Correspondant en Europe du Nord

Elève modèle de la classe européenne, plutôt agitée, la Finlande est le seul pays des 17 de la zone euro à afficher fièrement la note triple A sur son carnet. Une note décernée à l’unanimité des agences de notation, ce qui n’est plus le cas des autres stars économiques européennes que sont l’Allemagne, le Luxembourg et les Pays-Bas. A l’instar des autres agences financières, Moody’s a récemment salué la bonne santé de ses finances publiques, les solides réserves d’épargne de ses ménages, la faible exposition de ses banques aux vicissitudes en Europe tout en soulignant les échanges commerciaux limités avec la zone euro frappée par la crise.

Avec une note de crédit aussi prestigieuse, les Finlandais, respectueux de tous leurs engagements internationaux, clament haut et fort qu’ils l’ont méritée au prix d’une discipline de fer et de lourds sacrifices. Ils rappellent que dans un passé, pas si lointain, la jeune république (sortie de 5 siècles sous le giron suédois et russe) était, au début des années 90, en pleine déconfiture après la dislocation de son grand voisin et premier partenaire commercial, l’URSS. Terrassée par la plus grave crise économique de l’après-guerre, la Finlande a réussi à coups de dévaluation de la markka, de cure d’austérité draconienne, à se remettre debout, entrant dans l’UE en 1995 et le premier cercle de la zone euro en 1999. Fort de son statut de bon élève, la Finlande veut donner l’exemple pour amener les autres camarades les plus indisciplinés sur le droit chemin. Pas question d’aider sans conditions les plus mal lotis comme la Grèce ou l’Espagne, assurent les dirigeants d’Helsinki. La ministre des Finances, Jutta Urpilainen, a reconnu que la Finlande maintenait "une ligne dure" face aux plans de sauvetage financier des pays en crise de la zone euro. "Nous voulons bien régler la crise de la dette, mais pas à n’importe quelles conditions", a-t-elle affirmé récemment dans le quotidien "Helsingin Sanomat", justifiant les réticences de son pays envers la décision autorisant le mécanisme européen de stabilité d’acheter des obligations sur le marché secondaire pour aider les Etats en difficulté, estimant que "ce n’était pas une bonne solution".

Recevant le 1er août son homologue italien Mario Monti, le chef du gouvernement d’Helsinski, Jyrki Katainen, a rappelé à son hôte que son pays ne souhaitait pas que les ressources de la zone euro soient utilisées pour racheter une partie de la dette des Etats membres en crise. Intransigeante, la Finlande a exigé et obtenu l’année dernière, lors du 2e plan d’aide à la Grèce, un accord bilatéral avec Athènes lui permettant de récupérer sa contribution financière à ce plan. Elle observe la même ligne avec l’Espagne, réclamant un accord similaire en échange de sa participation au plan de sauvetage des banques espagnoles.
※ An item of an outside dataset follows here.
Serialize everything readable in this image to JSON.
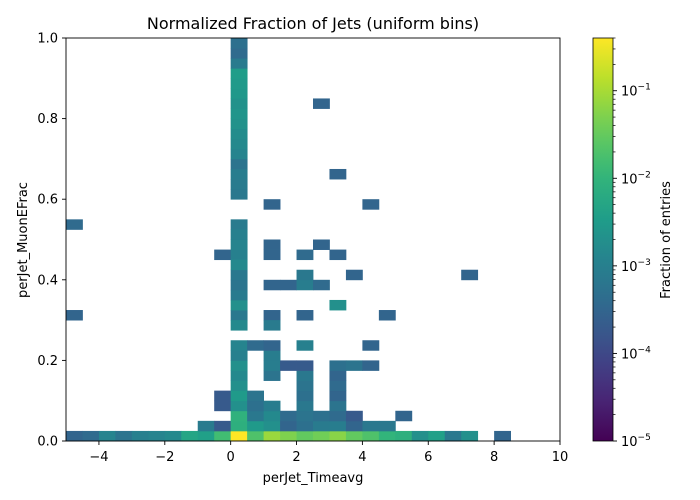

La position inflexible d’Helsinki, si elle suscite des critiques au sein de ses partenaires, est partagée et soutenue par l’opinion publique qui refuse de payer les pots cassés de la gestion économique catastrophique de certains pays du Sud.

L’euroscepticisme gagne du terrain en Finlande, certains Finlandais affirmant que leur pays "n’a pas sa place" dans ce club euro "trop laxiste", et dont certains membres "ne respectent pas les règles". La sortie de l’euro est même envisagée par une frange de la population, mais rejetée par le gouvernement.

Mais le triple A, la marque de confiance dans la Finlande, n’est pas un bâton magique qui efface tous les problèmes. L’économie, touchée par le déclin de son symbole de fierté, Nokia, l’ex-numéro 1 de la téléphonie mobile, a perdu de sa superbe. Le projet de budget 2013 accuse un déficit de 6,6 milliards d’euros et la dette publique atteindrait 95 milliards, même si elle reste en dessous des 50 % du PIB, une situation plutôt enviable comparée à d’autres pays. Et pour la première fois depuis près de 20 ans, le commerce extérieur a été déficitaire en 2011, autant de signes qui montrent que le bon élève n’est pas à l’abri des turbulences de l’activité économique internationale.